Google BERT: A Look Inside Bidirectional Encoder Representation from Transformer

  • Tanesh Balodi
  • Oct 14, 2019
  • NLP
  • Updated on: Nov 19, 2020
Google BERT: A Look Inside Bidirectional Encoder Representation from Transformer title banner

As we all know NLP is a vast field with a lot of tasks which are different from one another, So a model to perform all these tasks is a very challenging purpose, but we perform these tasks with the help of pipeline, where we divide the tasks, and group it all together to perform various tasks all at once, the only problem with advancement of natural language processing is its shortage of data which is needed to be trained.


Earlier in November 2018, google artificial intelligence research team came up with the natural language processing model which became a huge success in the prediction of missing words, sentiment analysis and mainly on the question/answering or in the development of chatbots. Let us know more about GOOGLE BERT.


Topics Covered

  1. Intuition behind BERT

  2. Pre-Training

  3. Working of BERT

  4. Applications of BERT

  5. Conclusion


What is the main idea behind BERT?


As the Google AI team says that this is a state-of-the-art NLP model and has shown results in various fields of NLP, according to the research paper this model has shown impressive accuracy on 11 natural language processing tasks. Training using BERT is so easy that anyone can train their own question-answering system in just a few hours on a single GPU. The pre-trained data is trained over millions of websites and thus can be fine-tuned over the smaller training data used for sentiment analysis or Q/A system.


The earlier model was released by Google AI like semi-supervised sequence learning, GPT and ULMfit were unidirectional whereas BERT is bidirectional, So if the bidirectional model provides such groundbreaking results, why they weren't using it on earlier version? The reason might be because, in unidirectionality, they were predicting the next token on the basis of the previous one, but this isn't the case with BERT as it is performing various tasks of natural language processing.


The main advancement BERT model has made is using bidirectional training over transformer as earlier unidirectional training were used, the paper of BERT which was released had two models with different number of parameters used, these two were:-


  1. BERT Base -> The base version of BERT has the same number of parameters as in OpenAI’s generative pre-trained transformer.

  1. BERT Large -> This model is trained over millions of parameters and training this version on normal single GPU would take months, it has better accuracy as compared to BERT Base for obviously because of so many parameters involved with it.


How BERT works?


The main part of Google BERT is its Pre-training and bidirectional transformer, we will begin with the tasks involved in Pre-training and then on the transformer’s working.
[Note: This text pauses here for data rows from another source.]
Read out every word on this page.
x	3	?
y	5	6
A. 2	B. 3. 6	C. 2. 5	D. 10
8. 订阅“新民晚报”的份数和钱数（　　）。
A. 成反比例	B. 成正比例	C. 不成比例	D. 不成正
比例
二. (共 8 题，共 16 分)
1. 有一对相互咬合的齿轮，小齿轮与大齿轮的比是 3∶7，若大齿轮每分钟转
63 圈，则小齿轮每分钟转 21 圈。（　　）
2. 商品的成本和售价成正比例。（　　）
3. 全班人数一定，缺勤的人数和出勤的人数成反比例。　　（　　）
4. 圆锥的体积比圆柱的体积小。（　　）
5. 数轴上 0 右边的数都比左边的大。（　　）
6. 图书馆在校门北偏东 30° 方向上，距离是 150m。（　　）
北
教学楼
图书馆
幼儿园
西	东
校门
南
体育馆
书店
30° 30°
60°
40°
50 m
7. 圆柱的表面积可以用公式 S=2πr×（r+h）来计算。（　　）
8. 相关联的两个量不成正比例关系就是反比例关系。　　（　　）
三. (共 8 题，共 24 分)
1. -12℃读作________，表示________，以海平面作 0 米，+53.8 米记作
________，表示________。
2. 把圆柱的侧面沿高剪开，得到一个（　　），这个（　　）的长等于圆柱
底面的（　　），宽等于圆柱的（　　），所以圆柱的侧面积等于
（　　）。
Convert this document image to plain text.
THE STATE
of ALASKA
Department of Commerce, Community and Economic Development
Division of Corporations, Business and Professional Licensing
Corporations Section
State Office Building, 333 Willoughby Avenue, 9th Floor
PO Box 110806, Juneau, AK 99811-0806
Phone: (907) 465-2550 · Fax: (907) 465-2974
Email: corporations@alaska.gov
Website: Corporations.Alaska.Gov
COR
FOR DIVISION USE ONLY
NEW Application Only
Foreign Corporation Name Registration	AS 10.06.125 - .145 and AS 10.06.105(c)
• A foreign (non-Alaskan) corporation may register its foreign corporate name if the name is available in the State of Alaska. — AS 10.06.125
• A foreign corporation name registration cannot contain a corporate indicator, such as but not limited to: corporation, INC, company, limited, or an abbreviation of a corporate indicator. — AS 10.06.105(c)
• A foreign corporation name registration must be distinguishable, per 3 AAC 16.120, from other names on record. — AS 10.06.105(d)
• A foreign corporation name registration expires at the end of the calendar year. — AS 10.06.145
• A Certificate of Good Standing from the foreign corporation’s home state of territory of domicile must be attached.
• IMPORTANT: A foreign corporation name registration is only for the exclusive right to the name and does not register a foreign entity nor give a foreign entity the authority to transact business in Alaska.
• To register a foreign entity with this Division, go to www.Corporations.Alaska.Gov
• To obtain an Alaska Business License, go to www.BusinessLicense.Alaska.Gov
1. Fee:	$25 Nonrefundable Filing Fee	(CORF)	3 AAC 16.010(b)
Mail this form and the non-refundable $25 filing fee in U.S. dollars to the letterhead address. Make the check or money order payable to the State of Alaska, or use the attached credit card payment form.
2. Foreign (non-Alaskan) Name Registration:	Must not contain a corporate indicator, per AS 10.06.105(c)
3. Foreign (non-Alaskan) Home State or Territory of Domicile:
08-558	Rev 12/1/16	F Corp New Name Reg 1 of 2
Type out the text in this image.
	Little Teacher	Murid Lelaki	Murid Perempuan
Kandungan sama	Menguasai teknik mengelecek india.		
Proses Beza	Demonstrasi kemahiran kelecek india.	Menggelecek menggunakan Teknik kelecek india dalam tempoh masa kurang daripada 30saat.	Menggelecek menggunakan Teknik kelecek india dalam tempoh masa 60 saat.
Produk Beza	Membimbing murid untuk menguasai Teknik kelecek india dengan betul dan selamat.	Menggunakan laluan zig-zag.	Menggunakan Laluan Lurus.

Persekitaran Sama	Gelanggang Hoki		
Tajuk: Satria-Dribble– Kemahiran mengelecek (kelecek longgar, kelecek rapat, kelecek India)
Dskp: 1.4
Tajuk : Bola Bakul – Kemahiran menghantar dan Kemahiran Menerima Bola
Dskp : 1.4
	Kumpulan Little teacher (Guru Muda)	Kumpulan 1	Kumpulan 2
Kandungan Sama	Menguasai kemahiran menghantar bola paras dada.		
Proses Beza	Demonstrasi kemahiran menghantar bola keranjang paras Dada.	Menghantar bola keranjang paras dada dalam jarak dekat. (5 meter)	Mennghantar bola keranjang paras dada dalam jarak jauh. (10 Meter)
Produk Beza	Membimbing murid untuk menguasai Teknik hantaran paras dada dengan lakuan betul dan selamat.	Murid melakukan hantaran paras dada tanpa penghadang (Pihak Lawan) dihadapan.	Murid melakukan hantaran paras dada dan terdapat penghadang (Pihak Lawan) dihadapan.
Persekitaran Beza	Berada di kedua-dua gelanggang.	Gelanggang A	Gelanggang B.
So let's start with pre-training :


Pre-Training mainly involves two tasks that are masking of tokens and NSP(Next Sentence Prediction), let us discuss both the tasks



  1. Masking of Tokens -> The input word sequence are fed, out of which about 15% of the words are removed and replaced with [MASK], these [MASK] is then shot to transformer encoder in addition with classification layer that helps in identifying and replacing these [MASK] with relevant words that are in context with the word sequence. The output is generated with the help of ‘softmax’ activation function which gives the probability of each and every word in the word sequence.


Image shows the Masking of tokens in Google BERT.

Masking of Tokens


  1. Next Sentence Prediction(NSP) -> The next step of working involves prediction of the next sentence, for input we take two tokens which are [CLS] and [SEP], both of them are used in specific moments, like [CLS] is used at the head or the starting of the word sequence whereas [SEP] is used as a token at the end of the sentence. After locating these two tokens at their specific positions, there are two more steps to complete the next sentence prediction tasks, let’s see these two steps:-


  • Sentence Embedding -> In a word sequence, or a text document contains a lot of sentences, in this particular step we tend to tokenize sentences to differentiate between them. For example, if there are two sentences in a text then sentence embedding would be distinguishing between them as Sentence A and Sentence B.


  • Positional Embedding -> In the previous step, we tokenized sentences whereas the task for positional embedding is to provide a serial number for each word used in a text document.


This image is showing Next Sentence Prediction using Google BERT.

 Next Sentence Prediction


In order to make a prediction for the next sentence, we use the Transformer architecture which transforms this output, further, the outputs from tokens are fed to the classification layer and the next sentence is predicted using the probability of each word with the help of softmax function.


Consider this Statement -:


Kim II-Sung[MASK1], the founder of North Korea, was born the day the Titanic  [MASK2] sank.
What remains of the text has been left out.